Passons sur les analystes des "psy". Reste le passé. Comme pour un citoyen ordinaire, on risque de demander au passé d'accréditer le présent.
On va ressortir ainsi l'histoire de ses relations adultérines avec Piroska Nagi, ancienne responsable du département Afrique du FMI. Aurait-elle bénéficié de faveurs, d'une promotion canapé? C'est l'affaire qui éclate fin 2008. DSK a été blanchi. Toutefois, la justice américaine va sûrement noter que le doyen du conseil d'administration du FMI a parlé "de faits regrettables et reflétant une erreur de jugement". Un juge suspicieux va donc en conclure qu'il ne s'est pas "rien" passé.
D'autant que, lors de la nomination de DSK à la tête du FMI, Jean Quatremer, journaliste à Libération, écrit en 2007: "Le seul vrai problème de Strauss-Kahn, c'est son rapport aux femmes. Trop souvent, il frôle le harcèlement". Le journaliste ajoutait une prédiction: aux USA, ce type de comportement risque de ne pas passer.

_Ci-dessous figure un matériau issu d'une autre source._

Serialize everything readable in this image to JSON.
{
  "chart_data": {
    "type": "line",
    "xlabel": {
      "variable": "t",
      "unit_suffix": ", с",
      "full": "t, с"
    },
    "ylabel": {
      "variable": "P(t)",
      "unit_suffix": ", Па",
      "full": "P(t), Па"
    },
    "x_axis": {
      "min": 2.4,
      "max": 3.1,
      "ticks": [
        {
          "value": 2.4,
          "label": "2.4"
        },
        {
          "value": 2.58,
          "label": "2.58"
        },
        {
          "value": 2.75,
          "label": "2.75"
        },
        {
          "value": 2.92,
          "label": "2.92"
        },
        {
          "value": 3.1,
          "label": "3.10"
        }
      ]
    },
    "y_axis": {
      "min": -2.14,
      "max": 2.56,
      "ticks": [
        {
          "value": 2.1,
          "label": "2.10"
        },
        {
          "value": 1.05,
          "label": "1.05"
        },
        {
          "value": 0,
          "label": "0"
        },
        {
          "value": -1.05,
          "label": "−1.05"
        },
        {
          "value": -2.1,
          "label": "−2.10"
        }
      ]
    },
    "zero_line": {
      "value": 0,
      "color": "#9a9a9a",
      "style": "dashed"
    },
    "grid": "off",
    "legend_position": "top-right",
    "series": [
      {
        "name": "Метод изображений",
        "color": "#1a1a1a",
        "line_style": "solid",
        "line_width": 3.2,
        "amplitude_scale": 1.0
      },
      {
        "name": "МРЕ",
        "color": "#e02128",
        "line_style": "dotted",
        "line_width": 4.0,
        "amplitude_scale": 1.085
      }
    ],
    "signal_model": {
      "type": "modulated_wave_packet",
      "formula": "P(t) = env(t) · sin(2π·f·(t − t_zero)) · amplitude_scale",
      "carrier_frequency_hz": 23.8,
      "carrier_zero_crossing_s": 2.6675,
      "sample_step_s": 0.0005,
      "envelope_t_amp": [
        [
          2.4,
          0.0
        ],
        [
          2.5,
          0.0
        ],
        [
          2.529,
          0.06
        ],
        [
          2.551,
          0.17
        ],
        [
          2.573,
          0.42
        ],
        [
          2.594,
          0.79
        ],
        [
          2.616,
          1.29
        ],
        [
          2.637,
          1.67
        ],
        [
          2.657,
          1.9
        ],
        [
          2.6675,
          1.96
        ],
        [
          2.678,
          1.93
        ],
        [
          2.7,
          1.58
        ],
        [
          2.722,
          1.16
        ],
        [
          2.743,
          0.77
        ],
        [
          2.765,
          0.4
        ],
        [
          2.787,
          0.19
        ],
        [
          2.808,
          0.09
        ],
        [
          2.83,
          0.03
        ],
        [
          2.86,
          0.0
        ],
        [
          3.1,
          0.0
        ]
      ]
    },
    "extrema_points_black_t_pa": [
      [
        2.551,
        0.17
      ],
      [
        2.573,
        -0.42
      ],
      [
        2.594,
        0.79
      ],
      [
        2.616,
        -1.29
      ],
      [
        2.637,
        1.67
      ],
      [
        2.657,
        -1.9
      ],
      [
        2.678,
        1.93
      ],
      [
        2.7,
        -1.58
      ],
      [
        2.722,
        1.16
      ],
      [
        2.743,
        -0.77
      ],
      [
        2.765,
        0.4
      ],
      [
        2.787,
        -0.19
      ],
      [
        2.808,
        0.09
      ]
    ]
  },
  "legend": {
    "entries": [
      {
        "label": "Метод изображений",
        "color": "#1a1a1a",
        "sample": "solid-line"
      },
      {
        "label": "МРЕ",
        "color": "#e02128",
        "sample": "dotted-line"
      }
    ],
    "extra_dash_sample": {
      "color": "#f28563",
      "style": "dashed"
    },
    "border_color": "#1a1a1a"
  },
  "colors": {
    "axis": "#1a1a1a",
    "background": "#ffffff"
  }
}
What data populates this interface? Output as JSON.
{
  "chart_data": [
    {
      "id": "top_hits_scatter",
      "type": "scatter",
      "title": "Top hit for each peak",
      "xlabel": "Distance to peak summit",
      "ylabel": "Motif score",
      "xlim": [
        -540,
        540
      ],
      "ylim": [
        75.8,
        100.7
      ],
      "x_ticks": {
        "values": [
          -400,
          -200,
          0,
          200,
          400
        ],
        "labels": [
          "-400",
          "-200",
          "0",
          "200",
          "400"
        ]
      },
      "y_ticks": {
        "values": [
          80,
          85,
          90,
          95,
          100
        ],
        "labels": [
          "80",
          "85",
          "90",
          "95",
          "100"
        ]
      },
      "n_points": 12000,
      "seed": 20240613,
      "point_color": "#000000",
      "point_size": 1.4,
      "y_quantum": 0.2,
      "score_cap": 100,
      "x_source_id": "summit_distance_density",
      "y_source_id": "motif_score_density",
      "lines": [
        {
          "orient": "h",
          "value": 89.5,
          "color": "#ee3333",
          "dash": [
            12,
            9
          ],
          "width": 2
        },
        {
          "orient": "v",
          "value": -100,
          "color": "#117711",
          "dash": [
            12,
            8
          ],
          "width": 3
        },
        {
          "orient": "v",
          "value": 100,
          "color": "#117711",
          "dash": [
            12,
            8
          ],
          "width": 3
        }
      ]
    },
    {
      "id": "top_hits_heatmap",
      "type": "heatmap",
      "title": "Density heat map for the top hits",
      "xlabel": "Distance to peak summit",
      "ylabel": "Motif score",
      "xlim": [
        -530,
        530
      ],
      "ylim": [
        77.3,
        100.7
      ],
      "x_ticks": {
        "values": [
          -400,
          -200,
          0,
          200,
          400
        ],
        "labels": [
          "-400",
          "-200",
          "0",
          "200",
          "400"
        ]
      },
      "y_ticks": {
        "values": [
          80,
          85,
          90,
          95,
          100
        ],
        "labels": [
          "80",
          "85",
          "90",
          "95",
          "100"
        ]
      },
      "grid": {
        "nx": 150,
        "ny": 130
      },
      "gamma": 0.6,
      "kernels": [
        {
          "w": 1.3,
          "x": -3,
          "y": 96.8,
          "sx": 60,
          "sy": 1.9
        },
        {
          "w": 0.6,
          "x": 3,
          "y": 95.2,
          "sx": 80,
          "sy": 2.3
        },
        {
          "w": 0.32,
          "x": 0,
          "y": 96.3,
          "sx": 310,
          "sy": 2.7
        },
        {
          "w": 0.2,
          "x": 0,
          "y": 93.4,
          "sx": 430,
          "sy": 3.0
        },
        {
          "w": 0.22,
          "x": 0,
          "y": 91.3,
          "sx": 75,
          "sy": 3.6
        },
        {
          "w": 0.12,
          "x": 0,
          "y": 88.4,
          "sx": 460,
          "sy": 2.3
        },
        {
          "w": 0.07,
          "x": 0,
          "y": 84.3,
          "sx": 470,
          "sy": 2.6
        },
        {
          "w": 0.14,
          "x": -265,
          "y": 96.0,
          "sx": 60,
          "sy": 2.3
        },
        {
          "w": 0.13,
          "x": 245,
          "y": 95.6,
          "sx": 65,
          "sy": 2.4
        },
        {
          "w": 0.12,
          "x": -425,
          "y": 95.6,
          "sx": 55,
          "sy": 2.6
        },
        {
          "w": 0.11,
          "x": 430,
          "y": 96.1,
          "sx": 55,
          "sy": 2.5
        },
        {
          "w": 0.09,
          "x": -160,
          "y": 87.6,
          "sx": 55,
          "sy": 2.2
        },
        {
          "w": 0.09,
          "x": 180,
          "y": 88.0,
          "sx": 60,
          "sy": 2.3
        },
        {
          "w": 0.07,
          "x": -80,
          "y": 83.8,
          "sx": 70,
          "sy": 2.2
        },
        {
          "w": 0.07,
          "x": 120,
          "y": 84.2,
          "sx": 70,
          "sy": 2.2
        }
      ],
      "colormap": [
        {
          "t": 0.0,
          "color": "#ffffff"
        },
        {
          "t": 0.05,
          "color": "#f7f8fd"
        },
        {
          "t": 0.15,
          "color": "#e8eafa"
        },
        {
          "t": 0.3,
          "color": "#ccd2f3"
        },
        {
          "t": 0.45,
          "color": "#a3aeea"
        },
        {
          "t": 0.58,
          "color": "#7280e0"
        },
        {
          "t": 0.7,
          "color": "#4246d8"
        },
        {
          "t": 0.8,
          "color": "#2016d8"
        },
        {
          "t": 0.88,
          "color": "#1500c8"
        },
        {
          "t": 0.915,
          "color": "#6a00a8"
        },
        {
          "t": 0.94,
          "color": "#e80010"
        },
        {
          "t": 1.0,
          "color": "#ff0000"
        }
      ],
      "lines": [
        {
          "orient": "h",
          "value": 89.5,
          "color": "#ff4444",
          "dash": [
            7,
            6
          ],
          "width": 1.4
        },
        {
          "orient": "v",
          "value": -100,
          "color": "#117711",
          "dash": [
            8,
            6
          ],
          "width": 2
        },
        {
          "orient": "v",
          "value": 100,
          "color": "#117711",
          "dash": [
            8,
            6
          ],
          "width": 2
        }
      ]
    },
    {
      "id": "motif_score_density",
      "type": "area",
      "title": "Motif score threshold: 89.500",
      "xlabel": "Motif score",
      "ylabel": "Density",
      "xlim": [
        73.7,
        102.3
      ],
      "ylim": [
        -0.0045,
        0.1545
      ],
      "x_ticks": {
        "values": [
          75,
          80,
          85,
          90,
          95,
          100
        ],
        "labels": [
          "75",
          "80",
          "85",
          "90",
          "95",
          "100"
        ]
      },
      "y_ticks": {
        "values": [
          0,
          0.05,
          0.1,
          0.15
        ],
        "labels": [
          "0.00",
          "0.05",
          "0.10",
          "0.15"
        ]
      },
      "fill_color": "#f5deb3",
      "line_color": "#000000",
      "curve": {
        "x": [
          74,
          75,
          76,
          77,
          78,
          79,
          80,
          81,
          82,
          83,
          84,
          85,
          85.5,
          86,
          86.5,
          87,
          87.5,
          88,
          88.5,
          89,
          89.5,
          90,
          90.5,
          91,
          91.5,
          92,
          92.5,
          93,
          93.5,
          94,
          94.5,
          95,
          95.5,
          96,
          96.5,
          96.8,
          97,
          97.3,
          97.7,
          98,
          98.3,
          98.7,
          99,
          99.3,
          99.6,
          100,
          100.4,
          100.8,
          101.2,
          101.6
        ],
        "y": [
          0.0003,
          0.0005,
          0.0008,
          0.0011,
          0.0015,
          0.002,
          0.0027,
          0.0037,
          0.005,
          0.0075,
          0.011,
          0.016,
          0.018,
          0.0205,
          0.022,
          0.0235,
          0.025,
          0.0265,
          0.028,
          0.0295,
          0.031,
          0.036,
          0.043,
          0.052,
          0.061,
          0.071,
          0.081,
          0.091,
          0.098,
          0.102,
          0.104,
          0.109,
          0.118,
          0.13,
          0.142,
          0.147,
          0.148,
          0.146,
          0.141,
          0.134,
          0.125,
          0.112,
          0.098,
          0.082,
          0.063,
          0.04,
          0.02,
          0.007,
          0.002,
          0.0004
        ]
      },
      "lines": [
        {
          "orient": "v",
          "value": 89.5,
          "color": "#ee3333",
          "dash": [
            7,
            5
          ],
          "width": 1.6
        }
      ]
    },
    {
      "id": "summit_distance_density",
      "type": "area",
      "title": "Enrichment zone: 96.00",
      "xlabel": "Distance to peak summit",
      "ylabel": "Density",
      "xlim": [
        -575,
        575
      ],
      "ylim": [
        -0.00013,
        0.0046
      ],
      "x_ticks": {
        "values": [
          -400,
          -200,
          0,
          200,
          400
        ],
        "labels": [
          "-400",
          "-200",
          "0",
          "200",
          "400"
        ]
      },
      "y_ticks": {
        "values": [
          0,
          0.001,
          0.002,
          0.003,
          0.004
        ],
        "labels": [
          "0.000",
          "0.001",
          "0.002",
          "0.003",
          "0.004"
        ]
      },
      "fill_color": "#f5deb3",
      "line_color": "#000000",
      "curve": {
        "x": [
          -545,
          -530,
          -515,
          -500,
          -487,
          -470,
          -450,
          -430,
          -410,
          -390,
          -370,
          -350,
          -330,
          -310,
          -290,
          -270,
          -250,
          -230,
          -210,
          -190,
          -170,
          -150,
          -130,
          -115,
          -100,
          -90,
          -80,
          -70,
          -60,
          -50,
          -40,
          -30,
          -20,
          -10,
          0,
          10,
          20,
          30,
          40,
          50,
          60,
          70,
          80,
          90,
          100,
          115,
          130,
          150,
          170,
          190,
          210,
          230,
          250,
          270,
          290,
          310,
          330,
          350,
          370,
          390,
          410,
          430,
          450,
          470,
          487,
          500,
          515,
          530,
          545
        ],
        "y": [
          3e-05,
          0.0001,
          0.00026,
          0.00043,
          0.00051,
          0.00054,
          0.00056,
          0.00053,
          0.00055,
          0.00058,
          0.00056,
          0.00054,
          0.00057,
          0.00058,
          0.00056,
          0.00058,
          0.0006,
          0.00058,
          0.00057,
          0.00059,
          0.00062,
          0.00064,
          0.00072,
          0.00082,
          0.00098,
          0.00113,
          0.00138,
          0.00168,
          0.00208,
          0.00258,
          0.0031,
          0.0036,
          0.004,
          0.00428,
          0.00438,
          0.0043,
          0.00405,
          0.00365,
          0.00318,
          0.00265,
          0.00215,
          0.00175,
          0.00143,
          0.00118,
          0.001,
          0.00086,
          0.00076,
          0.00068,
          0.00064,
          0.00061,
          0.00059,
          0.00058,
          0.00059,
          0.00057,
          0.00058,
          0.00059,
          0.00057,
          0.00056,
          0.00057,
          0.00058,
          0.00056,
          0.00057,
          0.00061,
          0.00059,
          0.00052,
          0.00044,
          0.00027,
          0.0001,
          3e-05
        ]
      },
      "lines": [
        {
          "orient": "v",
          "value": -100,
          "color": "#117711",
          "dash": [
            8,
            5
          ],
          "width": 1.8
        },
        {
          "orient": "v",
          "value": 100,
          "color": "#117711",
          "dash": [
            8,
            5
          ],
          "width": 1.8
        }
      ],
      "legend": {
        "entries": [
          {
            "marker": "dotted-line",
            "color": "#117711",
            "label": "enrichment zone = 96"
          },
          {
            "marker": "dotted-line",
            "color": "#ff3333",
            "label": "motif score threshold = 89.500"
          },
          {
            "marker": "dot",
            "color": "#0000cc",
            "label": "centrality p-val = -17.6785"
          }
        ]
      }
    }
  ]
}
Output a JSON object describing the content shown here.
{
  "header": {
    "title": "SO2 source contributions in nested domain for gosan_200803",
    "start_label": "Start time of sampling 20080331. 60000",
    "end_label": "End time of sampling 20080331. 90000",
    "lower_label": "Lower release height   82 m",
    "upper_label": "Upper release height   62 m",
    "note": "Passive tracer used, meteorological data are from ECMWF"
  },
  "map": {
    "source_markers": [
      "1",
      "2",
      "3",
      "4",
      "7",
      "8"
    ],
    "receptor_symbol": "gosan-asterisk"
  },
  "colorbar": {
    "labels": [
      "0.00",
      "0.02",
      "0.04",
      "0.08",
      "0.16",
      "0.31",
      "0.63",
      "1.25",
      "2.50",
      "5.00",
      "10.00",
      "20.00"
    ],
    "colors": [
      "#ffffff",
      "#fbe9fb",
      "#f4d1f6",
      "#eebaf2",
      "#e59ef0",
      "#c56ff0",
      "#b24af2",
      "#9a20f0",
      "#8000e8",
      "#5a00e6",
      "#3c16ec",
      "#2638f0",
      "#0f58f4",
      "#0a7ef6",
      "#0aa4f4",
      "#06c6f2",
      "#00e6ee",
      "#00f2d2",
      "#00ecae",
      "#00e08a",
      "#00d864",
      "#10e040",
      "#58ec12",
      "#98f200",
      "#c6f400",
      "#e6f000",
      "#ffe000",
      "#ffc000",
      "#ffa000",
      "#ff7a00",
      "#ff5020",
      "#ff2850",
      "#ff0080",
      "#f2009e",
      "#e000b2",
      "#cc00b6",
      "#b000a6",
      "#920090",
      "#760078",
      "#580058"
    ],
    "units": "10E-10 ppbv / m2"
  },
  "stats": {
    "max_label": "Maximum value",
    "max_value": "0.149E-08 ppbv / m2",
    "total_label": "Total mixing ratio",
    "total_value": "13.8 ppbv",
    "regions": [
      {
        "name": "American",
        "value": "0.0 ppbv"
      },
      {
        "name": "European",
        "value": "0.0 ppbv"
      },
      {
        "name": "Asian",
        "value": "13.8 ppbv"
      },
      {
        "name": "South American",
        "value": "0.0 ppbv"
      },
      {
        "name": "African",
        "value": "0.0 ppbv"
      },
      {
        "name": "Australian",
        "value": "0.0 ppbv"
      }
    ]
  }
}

En France, le témoignage de Tristane Banon remontera également à la surface. Elle affirme avoir été victime d'une agression sexuelle de la part de DSK en 2002 alors qu'elle était jeune journaliste. Pour ne pas griller sa carrière, et aussi pour des raisons familiales et politiques (sa mère est vice-présidente socialiste du conseil général de l'Eure et conseillère régionale de Haute-Normandie), elle ne dépose pas plainte. Mais l'affaire prétendue est racontée en 2008 et la mère de la jeune femme vient de s'exprimer à ce sujet sur France 3. Evidemment, rien ne prouve que les dires de la jeune femme sont exacts. On peut même trouver très suspectes les attitudes de ces deux femmes. Mais, comme pour le citoyen de base, de tels "précédents" remontent quand on est accusé.
Enfin, pour l'instant, toute la compassion de la classe politique va à DSK. Personne ne parle de la présumée victime, cette femme de ménage âgée de 32 ans. qui vient de reconnaître formellement le suspect DSK dans une parade d'identification. On ne pourra longtemps faire comme si cette dame n'existait pas. Là aussi, comme le citoyen de base, DSK va se retrouver bien seul. Comme dit Bernard Tapie, "il lutte pour sa peau".